Dans cette dimension que nous qualifions de psycho-politico-historique de l’éducation populaire, ne sommes-nous pas déjà dans une pratique collective d’association, qu’elle soit de l’ensemble des citoyens (le « contrat social » de Rousseau) ou plus parcellaire, comme on peut le voir dans les divisions et affrontements de classes et d’intérêts de la deuxième partie du 19ème siècle où il devient essentiel pour les dominés de se coaliser, de se solidariser, de coopérer et de se syndiquer. Dans ce mouvement souvent contradictoire mais riche d’initiatives, on identifie bien les trois courants de pensée de l’éducation populaire : le Siècle des Lumières et la Révolution Française avec le fameux « Rapport Condorcet sur l’Instruction publique, le mouvement ouvrier et le socialisme sous toutes ses conceptions, le christianisme social (de l’encyclique « Rerum Novarum » du Pape Léon 13 aux Théologiens de la Libération en Amérique Latine).

Deuxième bloc de réflexion et de discussion : la dimension éducative des pratiques associatives.

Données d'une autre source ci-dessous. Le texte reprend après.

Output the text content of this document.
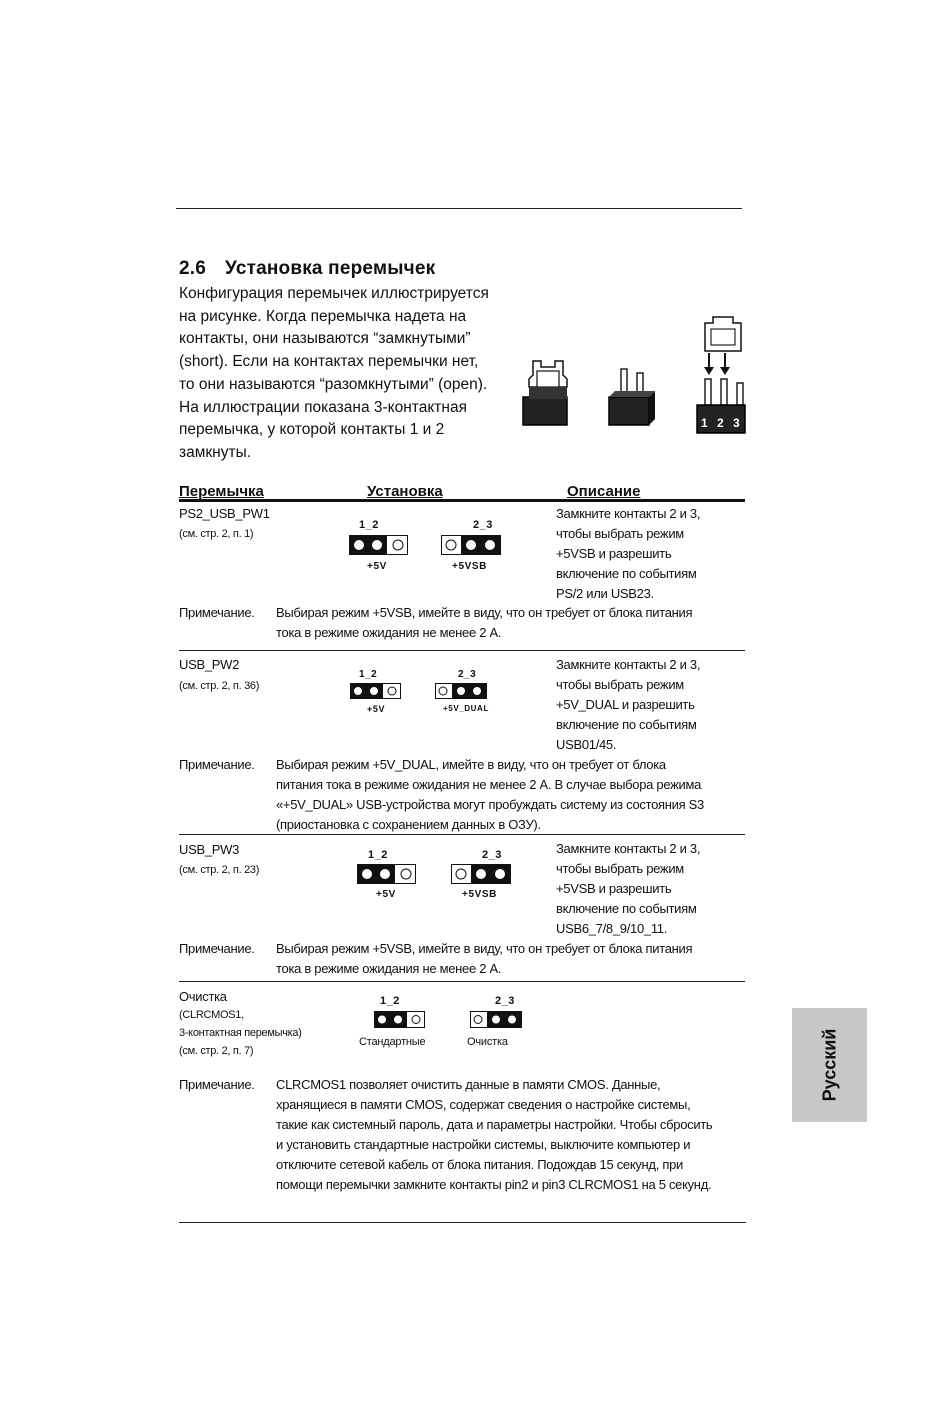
2.6 Установка перемычек
Конфигурация перемычек иллюстрируется
на рисунке. Когда перемычка надета на
контакты, они называются “замкнутыми”
(short). Если на контактах перемычки нет,
то они называются “разомкнутыми” (open).
На иллюстрации показана 3-контактная
перемычка, у которой контакты 1 и 2
замкнуты.
1 2 3
Перемычка	Установка	Описание
PS2_USB_PW1
(см. стр. 2, п. 1)
1_2	2_3
+5V	+5VSB
Замкните контакты 2 и 3,
чтобы выбрать режим
+5VSB и разрешить
включение по событиям
PS/2 или USB23.
Примечание. Выбирая режим +5VSB, имейте в виду, что он требует от блока питания
тока в режиме ожидания не менее 2 A.
USB_PW2
(см. стр. 2, п. 36)
1_2	2_3
+5V	+5V_DUAL
Замкните контакты 2 и 3,
чтобы выбрать режим
+5V_DUAL и разрешить
включение по событиям
USB01/45.
Примечание. Выбирая режим +5V_DUAL, имейте в виду, что он требует от блока
питания тока в режиме ожидания не менее 2 A. В случае выбора режима
«+5V_DUAL» USB-устройства могут пробуждать систему из состояния S3
(приостановка с сохранением данных в ОЗУ).
USB_PW3
(см. стр. 2, п. 23)
1_2	2_3
+5V	+5VSB
Замкните контакты 2 и 3,
чтобы выбрать режим
+5VSB и разрешить
включение по событиям
USB6_7/8_9/10_11.
Примечание. Выбирая режим +5VSB, имейте в виду, что он требует от блока питания
тока в режиме ожидания не менее 2 A.
Очистка
(CLRCMOS1,
3-контактная перемычка)
(см. стр. 2, п. 7)
1_2	2_3
Стандартные	Очистка
Примечание. CLRCMOS1 позволяет очистить данные в памяти CMOS. Данные,
хранящиеся в памяти CMOS, содержат сведения о настройке системы,
такие как системный пароль, дата и параметры настройки. Чтобы сбросить
и установить стандартные настройки системы, выключите компьютер и
отключите сетевой кабель от блока питания. Подождав 15 секунд, при
помощи перемычки замкните контакты pin2 и pin3 CLRCMOS1 на 5 секунд.
Русский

Nous partons de la question et de la réponse apportée dans notre dernier ouvrage (Éducation populaire et puissance d’agir. Les processus culturels de l’émancipation, L’Harmattan, 2010, page 198) : « Sous quelle forme la grande masse de la population ou, mieux, la multitude, peuvent-elles faire, de la manière la plus immédiate, l’expérience de leur émancipation, de l’action collective et de la puissance d’agir ? La vie associative, à condition de vouloir et savoir la bien conduire, est en France, et sous des formes approchantes dans d’autres pays, un espace éducatif, culturel, social, politique, économique, animé par des valeurs, des méthodes et des modes d’organisation permettant de sortir de soi et d’entrer de plain-pied, puis par engagements progressifs, dans l’intelligence partagée des réalités et dans l’action coopérative. »

Mais pour cela, il faut, sans aucun doute, éviter de tomber dans deux travers : l’instrumentalisation par la puissance publique et ses dispositifs sociaux, la marchandisation privée de services qui fait des adhérents et usagers de simples clients et consommateurs. D’où la question suivante : « Comment réagir et refaire le chemin de la simple gestion pacificatrice, à la transformation nécessairement conflictuelle des rapports sociaux sinon en questionnant les logiques marchandes et consuméristes et en mettant les individus en position de s’exprimer, d’analyser, de délibérer, de construire du droit et de l’action publique à partir des savoirs, des contradictions et des conflits qui les traversent ? » (Maurel, ibid, pages 198-199).

Cette question qui contient sa réponse, appelle cependant quelques remarques :

- S’il est bien vrai que les associations, institutions et mouvements d’éducation populaire doivent questionner les logiques marchandes (publiques et privées) et instrumentalisantes qui freinent, voire pervertissent leurs projets et leurs actions, il y a urgence de repolitiser cette situation intenable en la mettant en débat, en délibération, en propositions et en interpellations publiques. Car l’urgence actuelle de l’éducation populaire, c’est la situation de l’éducation populaire elle-même. Il faut faire de l’éducation populaire dans l’éducation populaire en visant sa désaliénation, son émancipation et une puissance d’agir à (re)conquérir. Car, en effet, comment des structures assujettis et tenues en laisse par les contraintes de gestion, voire de survie, pourraient-elle prétendre œuvrer pour l’émancipation ? Certaines structures s’y sont à certains moments essayées comme la Fédération Française des MJC dans ses Universités internationales (notamment, « Interroger les politiques publiques » en 1999). Pensons également à l’Offre Publique de Réflexion mettant au travail, pendant deux ans, de1998 à 2000, quelques 500 groupes de réflexion sur l’hypothèse d’une éducation populaire comprise comme « le travail de la culture dans la transformation sociale et politique ». A ce jour, certains militent pour un « Printemps de l’éducation populaire » en 2013 qui pourrait prendre la forme d’ « Etats Généraux ». Mais, pour l’instant, fait étonnant mais tout à fait compréhensible, cette initiative relève plus d’individualités que de structures agréées d’éducation populaire et ayant pignon sur rue.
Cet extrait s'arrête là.